Jasmine and Kirk, brother and sister, started raising awareness after their brother Daniel tragically passed away.

“Each year since his passing we did some awareness on mental health,” said Jasmine.

Daniel was a tutor for the Chicago public school district and was passionate about helping children and that it made sense to choose something to help children, she said. He was also a Ronald Mc. Donald kid growing up because of medical complications.

“He was a caring person,” said Kirk. “He was the type to give up his last, to make sure someone did not go without.”

Daniel tragically passed away in 2017 due to suicide which leads to the Kirk family’s passion and commitment to helping children. Kirk and Spc. Dayna Fyffe, the brigade Better Opportunities for Single Soldiers representative, went to the commander of his company asking if the unit could hold a book drive. They had the support of the entire brigade.

Fyffe said, “From the start I told them that this initiative was close to my heart and wanted to use the BOSS channels to ensure we got the maximum amount of participation.

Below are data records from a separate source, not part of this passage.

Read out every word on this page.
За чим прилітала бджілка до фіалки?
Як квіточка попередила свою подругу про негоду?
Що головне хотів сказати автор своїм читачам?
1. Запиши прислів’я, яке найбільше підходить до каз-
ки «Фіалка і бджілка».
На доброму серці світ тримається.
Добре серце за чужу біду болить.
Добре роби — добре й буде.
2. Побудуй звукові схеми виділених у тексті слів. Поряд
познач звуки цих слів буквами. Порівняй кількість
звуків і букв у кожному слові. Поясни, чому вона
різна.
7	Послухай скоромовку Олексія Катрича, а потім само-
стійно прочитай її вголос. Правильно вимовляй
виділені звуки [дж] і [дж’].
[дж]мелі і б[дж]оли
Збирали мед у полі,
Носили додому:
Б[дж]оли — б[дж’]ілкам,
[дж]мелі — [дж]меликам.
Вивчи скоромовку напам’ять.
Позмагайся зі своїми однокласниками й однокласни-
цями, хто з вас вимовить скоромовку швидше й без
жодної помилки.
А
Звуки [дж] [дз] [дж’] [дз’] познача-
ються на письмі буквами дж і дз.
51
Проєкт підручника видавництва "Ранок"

I have had friends at various ages commit suicide and or deal with mental health issues so I immediately escalated the importance and reach.”

“Just having the support means a lot,” Kirk said.

“It truly showed how giving is an important pillar within this brigade,” Fyffe said.

Last year the family raised between 200-300 books for children, said Jasmine. This year they nearly tripled the number.

“It’s so beautiful, people are willing to help if you ask,” Jasmine said.

Jasmine and Kirk plan to continue the tradition each year, hoping that the drive gets bigger. Last year they assisted one location, this year it is three.